Outra situação concreta na qual também se deflagrou a falha na sistema de

autodeclaração ocorreu no exame vestibular da Universidade de Brasília

(UnB), situação em que dois irmãos gêmeos univitelinos idênticos, de nomes

Alex e Alan Teixeira, filhos de pai negro e mãe branca não tiveram a mesma

sorte ao se inscrever no sistema de cotas. No caso supramencionado, Alan foi

aceito pelos critérios da instituição e Alex não. Consoante relatado alhures,

a UnB é uma das poucas universidades que, além da autodeclaração, exige

que os estudantes passem por uma banca avaliadora, que decide que é

e quem não é negro, algo que beira o absurdo. Ocorre que, após grande

repercussão em âmbito nacional e após oposição de recurso por parte de

Alex Teixeira, a universidade decidiu reaver a decisão e também aceitou o

mesmo através do sistema de cotas.
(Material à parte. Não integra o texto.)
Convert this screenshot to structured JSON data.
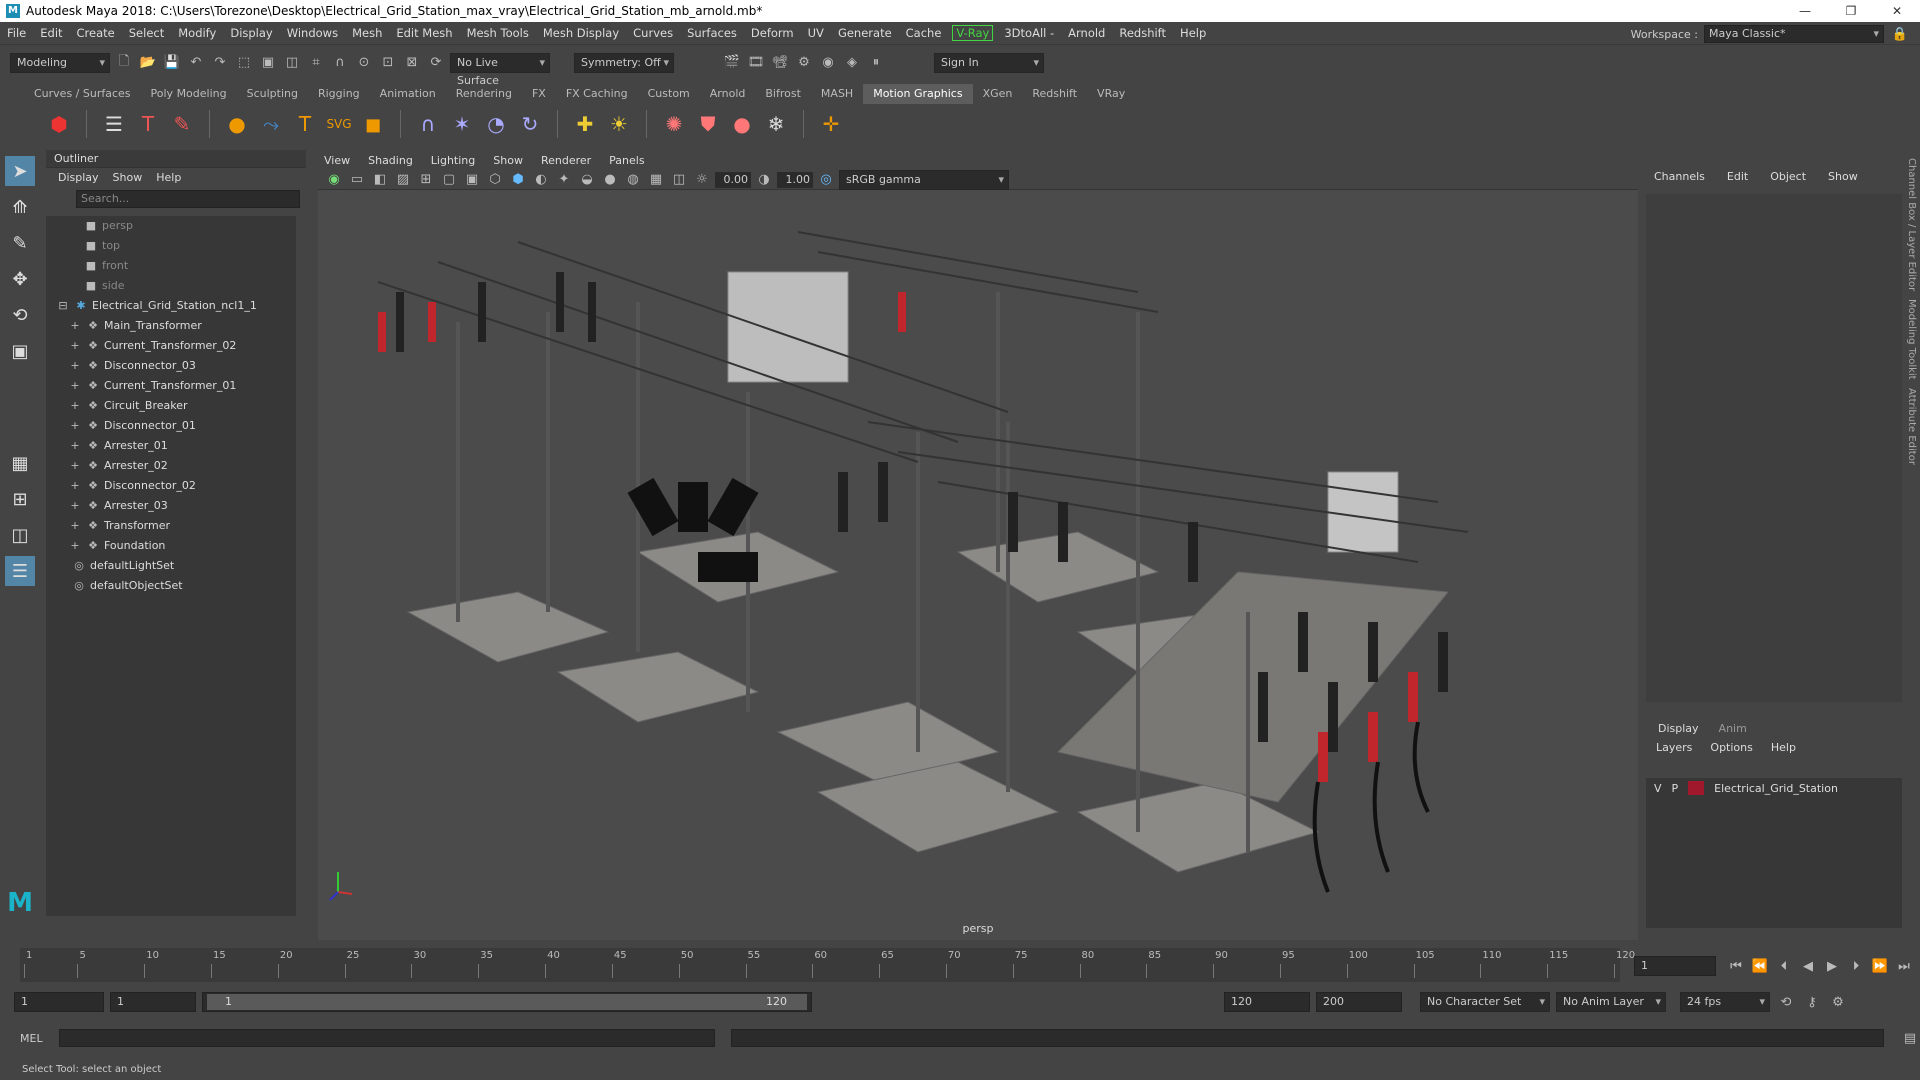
{
  "window": {
    "title": "Autodesk Maya 2018: C:\\Users\\Torezone\\Desktop\\Electrical_Grid_Station_max_vray\\Electrical_Grid_Station_mb_arnold.mb*",
    "logo": "M"
  },
  "menubar": {
    "items": [
      "File",
      "Edit",
      "Create",
      "Select",
      "Modify",
      "Display",
      "Windows",
      "Mesh",
      "Edit Mesh",
      "Mesh Tools",
      "Mesh Display",
      "Curves",
      "Surfaces",
      "Deform",
      "UV",
      "Generate",
      "Cache"
    ],
    "vray": "V-Ray",
    "items_after": [
      "3DtoAll -",
      "Arnold",
      "Redshift",
      "Help"
    ],
    "workspace_label": "Workspace :",
    "workspace_value": "Maya Classic*"
  },
  "statusline": {
    "mode": "Modeling",
    "live_surface": "No Live Surface",
    "symmetry": "Symmetry: Off",
    "sign_in": "Sign In"
  },
  "shelf_tabs": [
    "Curves / Surfaces",
    "Poly Modeling",
    "Sculpting",
    "Rigging",
    "Animation",
    "Rendering",
    "FX",
    "FX Caching",
    "Custom",
    "Arnold",
    "Bifrost",
    "MASH",
    "Motion Graphics",
    "XGen",
    "Redshift",
    "VRay"
  ],
  "shelf_active": "Motion Graphics",
  "outliner": {
    "title": "Outliner",
    "menus": [
      "Display",
      "Show",
      "Help"
    ],
    "search_placeholder": "Search...",
    "cameras": [
      "persp",
      "top",
      "front",
      "side"
    ],
    "root": "Electrical_Grid_Station_ncl1_1",
    "children": [
      "Main_Transformer",
      "Current_Transformer_02",
      "Disconnector_03",
      "Current_Transformer_01",
      "Circuit_Breaker",
      "Disconnector_01",
      "Arrester_01",
      "Arrester_02",
      "Disconnector_02",
      "Arrester_03",
      "Transformer",
      "Foundation"
    ],
    "sets": [
      "defaultLightSet",
      "defaultObjectSet"
    ]
  },
  "viewport": {
    "menus": [
      "View",
      "Shading",
      "Lighting",
      "Show",
      "Renderer",
      "Panels"
    ],
    "exposure": "0.00",
    "gamma": "1.00",
    "colorspace": "sRGB gamma",
    "camera_label": "persp"
  },
  "channelbox": {
    "menus": [
      "Channels",
      "Edit",
      "Object",
      "Show"
    ]
  },
  "layers": {
    "tabs": [
      "Display",
      "Anim"
    ],
    "menus": [
      "Layers",
      "Options",
      "Help"
    ],
    "layer": {
      "v": "V",
      "p": "P",
      "name": "Electrical_Grid_Station",
      "color": "#a0182b"
    }
  },
  "sidetabs": [
    "Channel Box / Layer Editor",
    "Modeling Toolkit",
    "Attribute Editor"
  ],
  "timeline": {
    "ticks": [
      "1",
      "5",
      "10",
      "15",
      "20",
      "25",
      "30",
      "35",
      "40",
      "45",
      "50",
      "55",
      "60",
      "65",
      "70",
      "75",
      "80",
      "85",
      "90",
      "95",
      "100",
      "105",
      "110",
      "115",
      "120"
    ],
    "current_frame": "1"
  },
  "range": {
    "start": "1",
    "start2": "1",
    "range_start": "1",
    "range_end": "120",
    "end": "120",
    "end2": "200",
    "character_set": "No Character Set",
    "anim_layer": "No Anim Layer",
    "fps": "24 fps"
  },
  "mel": {
    "label": "MEL"
  },
  "help": {
    "text": "Select Tool: select an object"
  }
}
Aludida situação demonstra o quanto

a política de cotas ainda precisa evoluir, uma vez ser utilizado em uma

sociedade na qual a prática do famoso “jeitinho brasileiro” é cada vez mais

habitual. Nesta senda, o governo determina que as universidades devam

criar políticas internas para dirimir fraudes, muitas destas não se preocupam

com os buracos em seus sistemas, cabendo ao Ministério Público, atuando

como fiscal da lei, intervir nos variados casos já comprovados para evitar a

baderna que subverteu não só os critérios de meritocracia para matrícula

nas instituições educacionais, mas a própria lógica das cotas. À vista disso,

um sistema de cotas que não barra os falsos cotistas prejudica a todos, e

não somente aos que, por lei, por pior que ela seja, teriam acesso legítimo

a tal benefício.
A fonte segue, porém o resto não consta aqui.